Sérgio Sasaki

Sérgio Sasaki faz parte da equipe Furnas no Esporte (Foto: Hugo Mirandela)

LANCE!
11/03/2016
11:23
Rio de Janeiro

Após ficar o ano inteiro de 2015 sem competir, o ginasta Sérgio Sasaki, que faz parte da equipe Furnas no Esporte, se prepara para voltar ainda neste mês de março. Entre os dias 18 e 20, o brasileiro tem compromisso marcado no DTB de Stuttgart, na Alemanha. Apesar da satisfação por fazer novamente aquilo que mais gosta, ele está consciente de que ainda tem muito a evoluir até a Olimpíada no Rio de Janeiro.

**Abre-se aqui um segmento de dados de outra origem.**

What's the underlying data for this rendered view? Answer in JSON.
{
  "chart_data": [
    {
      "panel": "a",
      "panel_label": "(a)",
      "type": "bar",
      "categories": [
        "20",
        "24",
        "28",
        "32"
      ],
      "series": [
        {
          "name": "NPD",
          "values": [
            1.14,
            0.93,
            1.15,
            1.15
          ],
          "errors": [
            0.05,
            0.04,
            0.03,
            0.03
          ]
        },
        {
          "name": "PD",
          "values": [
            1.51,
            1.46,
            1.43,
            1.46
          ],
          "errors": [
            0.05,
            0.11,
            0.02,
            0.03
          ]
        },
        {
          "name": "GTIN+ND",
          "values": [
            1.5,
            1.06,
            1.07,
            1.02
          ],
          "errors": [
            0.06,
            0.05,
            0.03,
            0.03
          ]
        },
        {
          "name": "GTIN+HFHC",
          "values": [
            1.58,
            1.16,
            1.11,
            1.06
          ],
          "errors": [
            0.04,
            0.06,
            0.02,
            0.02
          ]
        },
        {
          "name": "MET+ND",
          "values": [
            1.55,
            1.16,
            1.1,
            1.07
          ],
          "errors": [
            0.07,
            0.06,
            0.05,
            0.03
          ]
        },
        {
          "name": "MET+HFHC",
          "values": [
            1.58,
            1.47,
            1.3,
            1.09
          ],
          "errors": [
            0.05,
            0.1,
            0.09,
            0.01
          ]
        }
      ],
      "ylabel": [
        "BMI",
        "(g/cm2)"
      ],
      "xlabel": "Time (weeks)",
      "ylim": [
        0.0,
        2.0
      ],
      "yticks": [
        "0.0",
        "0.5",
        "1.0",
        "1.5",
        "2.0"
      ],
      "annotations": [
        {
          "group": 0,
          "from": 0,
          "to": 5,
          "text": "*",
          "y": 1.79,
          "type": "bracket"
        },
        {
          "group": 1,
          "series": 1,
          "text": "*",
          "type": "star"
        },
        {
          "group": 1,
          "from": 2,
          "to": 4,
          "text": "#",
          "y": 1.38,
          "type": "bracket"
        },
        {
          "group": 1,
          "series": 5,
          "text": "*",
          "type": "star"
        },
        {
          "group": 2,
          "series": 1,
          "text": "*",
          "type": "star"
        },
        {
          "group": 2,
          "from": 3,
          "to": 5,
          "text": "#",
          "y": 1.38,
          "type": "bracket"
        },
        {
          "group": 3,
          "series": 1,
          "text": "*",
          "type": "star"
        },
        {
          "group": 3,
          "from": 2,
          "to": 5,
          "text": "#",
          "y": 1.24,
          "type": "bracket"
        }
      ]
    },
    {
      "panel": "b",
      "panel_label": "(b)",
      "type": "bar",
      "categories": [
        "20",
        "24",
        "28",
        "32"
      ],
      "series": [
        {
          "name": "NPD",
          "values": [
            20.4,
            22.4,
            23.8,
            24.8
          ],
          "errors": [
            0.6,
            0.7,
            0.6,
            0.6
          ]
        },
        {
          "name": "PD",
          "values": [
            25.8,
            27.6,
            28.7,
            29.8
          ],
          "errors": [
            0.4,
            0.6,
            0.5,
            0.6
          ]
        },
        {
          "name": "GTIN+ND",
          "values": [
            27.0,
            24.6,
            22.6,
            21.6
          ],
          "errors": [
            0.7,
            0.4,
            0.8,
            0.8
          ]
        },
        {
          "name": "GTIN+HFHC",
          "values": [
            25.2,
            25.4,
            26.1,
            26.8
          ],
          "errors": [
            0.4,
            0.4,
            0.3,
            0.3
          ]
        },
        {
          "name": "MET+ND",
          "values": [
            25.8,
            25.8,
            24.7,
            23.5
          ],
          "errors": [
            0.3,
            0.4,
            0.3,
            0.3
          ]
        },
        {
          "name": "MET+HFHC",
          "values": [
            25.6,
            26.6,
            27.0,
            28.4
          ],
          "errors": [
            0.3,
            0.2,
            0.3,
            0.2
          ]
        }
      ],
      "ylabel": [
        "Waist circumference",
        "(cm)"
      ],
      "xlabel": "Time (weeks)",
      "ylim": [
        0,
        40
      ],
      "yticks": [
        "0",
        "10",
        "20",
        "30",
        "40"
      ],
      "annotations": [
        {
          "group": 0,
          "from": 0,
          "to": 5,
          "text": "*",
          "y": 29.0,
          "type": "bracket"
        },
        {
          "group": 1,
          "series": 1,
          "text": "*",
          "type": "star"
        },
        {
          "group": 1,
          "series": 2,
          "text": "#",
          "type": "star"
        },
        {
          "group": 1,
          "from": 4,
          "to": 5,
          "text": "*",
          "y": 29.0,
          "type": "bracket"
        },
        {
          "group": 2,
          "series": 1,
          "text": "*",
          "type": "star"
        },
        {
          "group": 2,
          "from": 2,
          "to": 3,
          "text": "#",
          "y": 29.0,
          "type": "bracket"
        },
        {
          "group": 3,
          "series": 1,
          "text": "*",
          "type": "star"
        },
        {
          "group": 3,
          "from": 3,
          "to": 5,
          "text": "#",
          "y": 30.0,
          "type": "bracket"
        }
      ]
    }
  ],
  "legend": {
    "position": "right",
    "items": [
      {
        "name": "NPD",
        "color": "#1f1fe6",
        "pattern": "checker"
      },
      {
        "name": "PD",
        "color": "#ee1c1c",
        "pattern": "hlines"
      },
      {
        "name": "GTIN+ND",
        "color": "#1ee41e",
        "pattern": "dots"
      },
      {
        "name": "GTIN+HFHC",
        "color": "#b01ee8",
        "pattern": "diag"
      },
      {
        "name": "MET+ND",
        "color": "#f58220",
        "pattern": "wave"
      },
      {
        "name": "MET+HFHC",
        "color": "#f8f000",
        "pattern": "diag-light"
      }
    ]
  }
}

- Acho que foi o pior ano (2015) da minha carreira, mas também me ajudou. Ganhei mais maturidade para a concentração nos treinos e fiquei mais motivado. Agora, estou voltando. Ainda não tenho expectativa de ganhar alguma competição. Quero me superar um pouquinho a cada dia e pensar sempre nos Jogos Olímpicos. Não vou negar que quero ser medalhista, mas antes disso preciso treinar muito - revelou Sasaki.

Em 2015, o ginasta sofreu com duas lesões e não pôde representar o Brasil. Em janeiro, ele teve que passar por uma cirurgia no joelho direito e, mais tarde, em agosto, teve uma lesão no braço direito. Agora, o foco é 100% o de integrar a equipe no Rio-2016.

Na Olimpíada de Londres, há quatro anos, Sasaki conquistou a melhor posição para o Brasil em Jogos Olímpicos no individual geral: o décimo lugar. Para a competição no Rio de Janeiro, a expectativa é a melhor possível.

- Não existe motivação maior do que competir uma Olimpíada em casa. Quero muito conquistar uma medalha e competir bem. Estou dando tudo de mim todos os dias, nos treinos, na alimentação, em tudo.

Com tanto tempo fora de disputa, Sasaki sabe que não é apenas o ritmo de competição que precisa ser readquirido. Neste período de recuperação, ele conversou muito com os técnicos e fez o que os fisioterapeutas determinaram. Tudo para voltar bem fisicamente e, sobretudo, psicologicamente.

- Senti um pouco de medo quando voltei, mas estou melhor a cada dia. Faço fisioterapia, o que me dá mais confiança. Este período foi um teste de paciência. Ver todos os atletas se preparando para um Mundial, além de estarmos às vésperas dos Jogos Olímpicos, e estar de mãos atadas foi difícil. O tempo foi o melhor remédio. Foi um aprendizado.

Sem Sasaki, a equipe brasileira de ginástica conseguiu em 2015, através do Mundial na Escócia, vaga na Olimpíada, o que demonstrou a força do grupo.

- Eu me sinto parte da equipe que classificou o Brasil para o Rio-2016 e eles me fazem sentir parte disso. Entre todos os que treinam aqui, um move o outro, seja em uma competição individual ou por equipe. Um incentiva o outro a treinar mais. Quando um está cansado e outro está treinando mais, é um incentivo porque todos querem estar na equipe que irá aos Jogos. É uma competição sadia e isso é bom para a equipe. Somos uma família e temos que estar unidos sempre. Foi por isso que conseguimos essa classificação. Eu não estava lá, mas temos atletas com boa qualidade para substituir qualquer um – encerrou o ginasta, que, antes da Olimpíada, tem previstas as disputas do evento-teste no Rio, em abril e da Copa do Mundo, em São Paulo, no mês seguinte.